Tuesday, November 4, 2008
300
"In which a small band of racially-pure Europeans save democracy and freedom from the mixed Asian hordes of an androgynous despot. They are betrayed by a cripple who should have been killed for his deformity, and who was seduced by the sexual lasciousviousness said despot was able to offer. Fortunately, good still triumphs over evil."
[For anyone who doesn't know, the movie is a shot-for-shot remake of Frank Miller's graphic novel].
Frank Miller used to be one my of my favourite comic book authors. As far as I'm concerned The Dark Knight Returns is just about the best superhero comic ever written, and though it took a while to grow on me, the long-awaited sequel The Dark Knight Strikes Again is at least as brilliant. But it's hard to have much respect for him these days. 300 is a good story, and I enjoyed it as such when I finally watched the movie version this summer with a friend. But as soon the movie was over, and we started talking about what the movie seemed to saying... things start getting a little creepy. Then I read Edward Said's Orientalism for a class this fall, and had to do a presentation on it, which really opened my eyes to all that's wrong with this movie.

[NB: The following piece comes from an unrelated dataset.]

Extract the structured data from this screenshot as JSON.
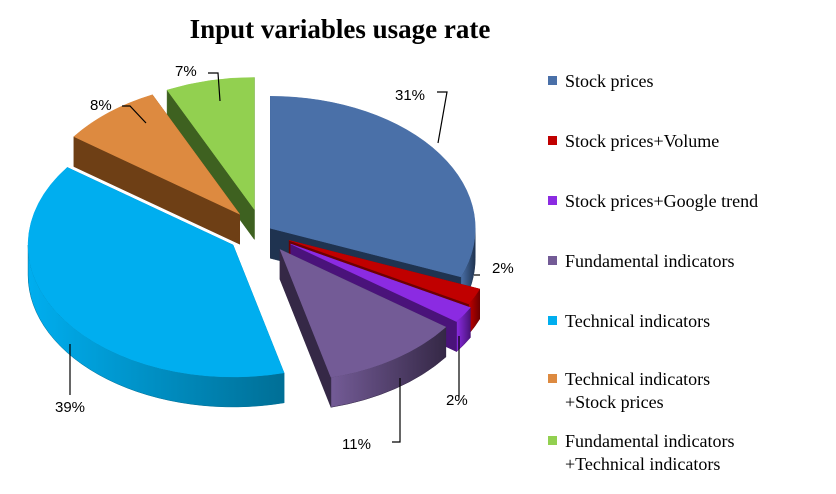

Those behind the movie/book will (and do) say "relax, it's just a story" and "it has no meaning in (or relation to) the real world." But as Said argues, we in the West have a long history (going back at least as far as Homer's Illiad, and Herodotus' Histories) of portraying 'the East' as both dangerous and decadent. Not only have such attitudes and discourses -- often unconscious -- justified imperialism, they sure become convenient when marshalling support for the latest military adventure out in the Eastern world. Thumbs down, Frank Miller.